Legislation Targets New Jersey Racing Panel

A New Jersey senator who was instrumental in the passage of legislation that authorized off-track and account wagering in the state introduced a bill Feb. 21 that calls for reconstitution of the New Jersey Racing Commission. If passed, the legislation would allow Gov. Jim McGreevey to appoint all new members to the panel.

Sen. Martha Bark, who represents some southern New Jersey counties, introduced the bill, which comes at a time when Thoroughbred racing in the state is in turmoil. Racetracks and horsemen, which worked out differences last year to get the off-track and account wagering legislation passed, have been at odds this year over racing dates.

Bark has publicly expressed her displeasure with the racing commission. Even though the 2001 law calls for a minimum of 141 dates at Monmouth Park and Meadowlands for three years beginning in 2002, the commission approved a 120-day schedule for this year at the request of the New Jersey Sports and Exposition Authority, which operates both tracks.

Meanwhile, the New Jersey Thoroughbred Horsemen's Association on Feb. 21 filed an "order to show cause" in state the Superior Court's Monmouth County Chancery Division. NJSEA officials are expected to appear March 8.

In the complaint, horsemen touch on a number of issues they have heralded in recent months. The complaint contends the NJSEA must have a contract with the New Jersey THA to continue interstate simulcasting, and it asks that any language related to simulcasting be deleted from stall applications. It also requests a declaration as to why the NJSEA should not maintain the 64-36 ratio of Standardbred dates to Thoroughbred dates at Meadowlands as established in 1974 by law and pursuant to a bond resolution.

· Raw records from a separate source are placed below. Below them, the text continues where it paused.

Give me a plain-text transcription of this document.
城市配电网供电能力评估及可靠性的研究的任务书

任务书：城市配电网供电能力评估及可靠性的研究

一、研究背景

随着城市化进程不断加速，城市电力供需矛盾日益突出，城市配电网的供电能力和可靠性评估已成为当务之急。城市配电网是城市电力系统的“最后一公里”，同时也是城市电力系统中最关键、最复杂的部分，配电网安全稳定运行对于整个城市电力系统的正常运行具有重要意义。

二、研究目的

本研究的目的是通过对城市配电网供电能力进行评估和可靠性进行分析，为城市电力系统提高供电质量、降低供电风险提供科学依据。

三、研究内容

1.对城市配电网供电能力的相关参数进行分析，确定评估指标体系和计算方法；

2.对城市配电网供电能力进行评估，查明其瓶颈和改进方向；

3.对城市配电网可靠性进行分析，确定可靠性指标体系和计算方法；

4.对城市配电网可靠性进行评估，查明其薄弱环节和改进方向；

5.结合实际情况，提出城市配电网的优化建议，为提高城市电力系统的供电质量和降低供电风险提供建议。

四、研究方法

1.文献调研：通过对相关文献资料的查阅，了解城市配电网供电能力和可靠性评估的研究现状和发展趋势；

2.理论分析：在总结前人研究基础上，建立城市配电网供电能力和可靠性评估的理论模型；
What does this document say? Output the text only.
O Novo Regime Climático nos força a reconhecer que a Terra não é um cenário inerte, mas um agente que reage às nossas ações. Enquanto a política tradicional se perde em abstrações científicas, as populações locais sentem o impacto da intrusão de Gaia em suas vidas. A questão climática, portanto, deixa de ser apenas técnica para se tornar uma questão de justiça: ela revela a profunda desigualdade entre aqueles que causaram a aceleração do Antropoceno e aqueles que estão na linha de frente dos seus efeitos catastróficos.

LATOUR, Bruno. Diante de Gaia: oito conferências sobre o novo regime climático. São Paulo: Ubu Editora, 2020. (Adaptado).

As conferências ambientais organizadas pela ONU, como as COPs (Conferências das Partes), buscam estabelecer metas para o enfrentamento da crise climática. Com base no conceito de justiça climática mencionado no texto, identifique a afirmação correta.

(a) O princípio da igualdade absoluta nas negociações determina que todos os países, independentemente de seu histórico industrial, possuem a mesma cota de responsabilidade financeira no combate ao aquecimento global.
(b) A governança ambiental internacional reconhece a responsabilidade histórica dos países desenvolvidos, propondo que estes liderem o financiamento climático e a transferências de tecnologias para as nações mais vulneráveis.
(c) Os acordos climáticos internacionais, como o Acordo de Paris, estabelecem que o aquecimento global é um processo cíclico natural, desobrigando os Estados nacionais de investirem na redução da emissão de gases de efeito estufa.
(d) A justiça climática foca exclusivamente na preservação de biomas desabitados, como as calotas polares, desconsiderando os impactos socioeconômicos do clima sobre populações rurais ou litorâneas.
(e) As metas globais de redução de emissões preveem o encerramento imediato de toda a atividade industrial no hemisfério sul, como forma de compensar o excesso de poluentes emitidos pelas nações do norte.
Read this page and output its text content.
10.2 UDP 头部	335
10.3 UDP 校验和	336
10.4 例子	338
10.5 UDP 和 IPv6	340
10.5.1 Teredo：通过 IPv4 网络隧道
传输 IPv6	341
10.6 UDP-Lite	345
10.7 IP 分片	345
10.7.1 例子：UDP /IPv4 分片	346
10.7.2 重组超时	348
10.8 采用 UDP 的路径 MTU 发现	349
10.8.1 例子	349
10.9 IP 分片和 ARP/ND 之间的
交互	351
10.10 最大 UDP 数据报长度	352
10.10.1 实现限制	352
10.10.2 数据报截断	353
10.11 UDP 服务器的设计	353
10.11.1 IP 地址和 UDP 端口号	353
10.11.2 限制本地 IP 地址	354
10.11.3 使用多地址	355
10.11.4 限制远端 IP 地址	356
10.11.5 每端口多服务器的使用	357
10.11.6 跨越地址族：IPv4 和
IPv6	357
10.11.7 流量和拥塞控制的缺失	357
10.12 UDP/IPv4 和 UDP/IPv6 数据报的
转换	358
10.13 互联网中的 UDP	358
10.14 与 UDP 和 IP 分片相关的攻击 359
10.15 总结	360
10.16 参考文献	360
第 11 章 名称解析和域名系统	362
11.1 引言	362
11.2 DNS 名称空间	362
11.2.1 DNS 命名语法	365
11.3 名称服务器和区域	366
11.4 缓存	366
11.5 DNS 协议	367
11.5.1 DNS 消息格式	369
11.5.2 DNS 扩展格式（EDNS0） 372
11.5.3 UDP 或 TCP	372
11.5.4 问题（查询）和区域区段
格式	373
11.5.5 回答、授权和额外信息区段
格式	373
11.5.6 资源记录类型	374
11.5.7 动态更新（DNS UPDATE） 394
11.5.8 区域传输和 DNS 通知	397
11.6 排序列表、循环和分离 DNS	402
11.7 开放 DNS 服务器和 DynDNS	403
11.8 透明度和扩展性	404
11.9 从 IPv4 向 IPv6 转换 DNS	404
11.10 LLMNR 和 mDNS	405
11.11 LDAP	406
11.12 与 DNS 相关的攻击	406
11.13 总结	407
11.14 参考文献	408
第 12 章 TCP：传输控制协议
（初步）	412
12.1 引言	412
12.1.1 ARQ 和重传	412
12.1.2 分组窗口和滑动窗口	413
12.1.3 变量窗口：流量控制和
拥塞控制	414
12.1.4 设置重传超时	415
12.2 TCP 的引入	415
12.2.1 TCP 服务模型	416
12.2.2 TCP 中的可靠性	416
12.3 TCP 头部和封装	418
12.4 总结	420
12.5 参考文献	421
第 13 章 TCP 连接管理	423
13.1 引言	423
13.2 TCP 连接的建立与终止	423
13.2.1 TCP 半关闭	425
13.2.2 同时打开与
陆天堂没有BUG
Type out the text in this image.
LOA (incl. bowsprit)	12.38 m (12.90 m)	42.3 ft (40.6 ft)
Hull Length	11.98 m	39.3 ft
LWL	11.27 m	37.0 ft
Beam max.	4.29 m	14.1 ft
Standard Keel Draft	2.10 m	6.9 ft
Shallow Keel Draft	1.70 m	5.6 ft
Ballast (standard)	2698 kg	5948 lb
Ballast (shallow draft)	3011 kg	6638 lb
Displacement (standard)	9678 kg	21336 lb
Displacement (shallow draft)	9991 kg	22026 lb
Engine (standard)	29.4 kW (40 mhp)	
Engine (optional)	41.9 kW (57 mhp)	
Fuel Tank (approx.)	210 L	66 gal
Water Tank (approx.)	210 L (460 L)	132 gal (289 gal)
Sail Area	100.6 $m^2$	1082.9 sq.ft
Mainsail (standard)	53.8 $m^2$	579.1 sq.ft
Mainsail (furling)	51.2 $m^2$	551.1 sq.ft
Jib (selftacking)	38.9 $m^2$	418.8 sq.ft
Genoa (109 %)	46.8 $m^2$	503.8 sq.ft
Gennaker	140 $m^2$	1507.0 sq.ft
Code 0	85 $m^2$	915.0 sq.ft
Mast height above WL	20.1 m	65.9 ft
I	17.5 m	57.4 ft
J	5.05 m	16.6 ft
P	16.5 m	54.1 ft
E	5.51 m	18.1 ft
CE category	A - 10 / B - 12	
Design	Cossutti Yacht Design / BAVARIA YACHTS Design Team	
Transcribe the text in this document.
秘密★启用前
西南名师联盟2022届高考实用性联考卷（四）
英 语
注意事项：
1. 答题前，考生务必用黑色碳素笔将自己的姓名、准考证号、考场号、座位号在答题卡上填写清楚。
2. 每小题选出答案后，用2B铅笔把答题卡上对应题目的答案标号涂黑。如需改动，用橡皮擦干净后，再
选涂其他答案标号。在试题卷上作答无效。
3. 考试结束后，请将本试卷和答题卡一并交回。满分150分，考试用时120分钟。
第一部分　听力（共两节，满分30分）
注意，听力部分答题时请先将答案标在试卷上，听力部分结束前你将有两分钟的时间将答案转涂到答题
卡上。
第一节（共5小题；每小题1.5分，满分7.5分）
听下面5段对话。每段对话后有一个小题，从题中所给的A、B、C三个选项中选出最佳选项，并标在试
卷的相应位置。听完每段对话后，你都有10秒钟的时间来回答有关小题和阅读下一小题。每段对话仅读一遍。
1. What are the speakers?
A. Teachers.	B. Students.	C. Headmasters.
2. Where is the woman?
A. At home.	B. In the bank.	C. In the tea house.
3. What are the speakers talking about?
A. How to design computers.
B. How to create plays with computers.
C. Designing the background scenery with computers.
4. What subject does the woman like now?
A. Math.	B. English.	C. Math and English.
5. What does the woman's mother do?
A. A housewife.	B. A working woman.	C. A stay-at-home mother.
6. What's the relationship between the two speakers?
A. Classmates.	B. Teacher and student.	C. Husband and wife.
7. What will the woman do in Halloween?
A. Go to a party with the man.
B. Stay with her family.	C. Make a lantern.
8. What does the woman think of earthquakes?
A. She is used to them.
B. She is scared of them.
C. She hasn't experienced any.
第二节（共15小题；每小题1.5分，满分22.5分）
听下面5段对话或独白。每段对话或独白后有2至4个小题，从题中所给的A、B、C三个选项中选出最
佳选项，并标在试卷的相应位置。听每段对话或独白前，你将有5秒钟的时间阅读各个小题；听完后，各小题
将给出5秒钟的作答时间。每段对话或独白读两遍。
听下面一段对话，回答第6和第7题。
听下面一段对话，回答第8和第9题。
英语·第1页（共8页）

The plaintiffs are the New Jersey THA, owner Leonard Miraglia, trainer John Forbes, and George Carroll, a NJSEA bondholder. The defendants are the NJSEA and Bruce Garland, its senior vice president of racing.

Dennis Drazin, counsel for the New Jersey THA, said horsemen and racetrack officials remain at odds over the 2002 Thoroughbred calendar. The sports authority, he said, asked horsemen to reduce the 120 days to 100, but horsemen continue to seek the 141 as stated in the 2001 law.

The NJSEA contends that, in light of a lost purse subsidy, the only way to maintain a healthy program at Monmouth is to trim dates. In recent press releases, the NJSEA has talked about the Monmouth meet but hasn't mentioned Meadowlands. A deal to run 100 days at Monmouth and scrap the Meadowlands meet apparently fell through.

Presumably to beef up purses at Monmouth given the lack of the subsidy this year, the commission in January allowed Atlantic City Race Course, now owned by Pennwood Racing, whose primary owners are based in Pennsylvania, to go from 10 live racing days to one and send its purse money to Monmouth.

Live racing at Garden State Park, which was leased by Pennwood, was lost when the track closed its doors at the end of May 2001. The track raced 13 Thoroughbred dates last year, but apparently no effort was made to find a home for those racing opportunities in 2002.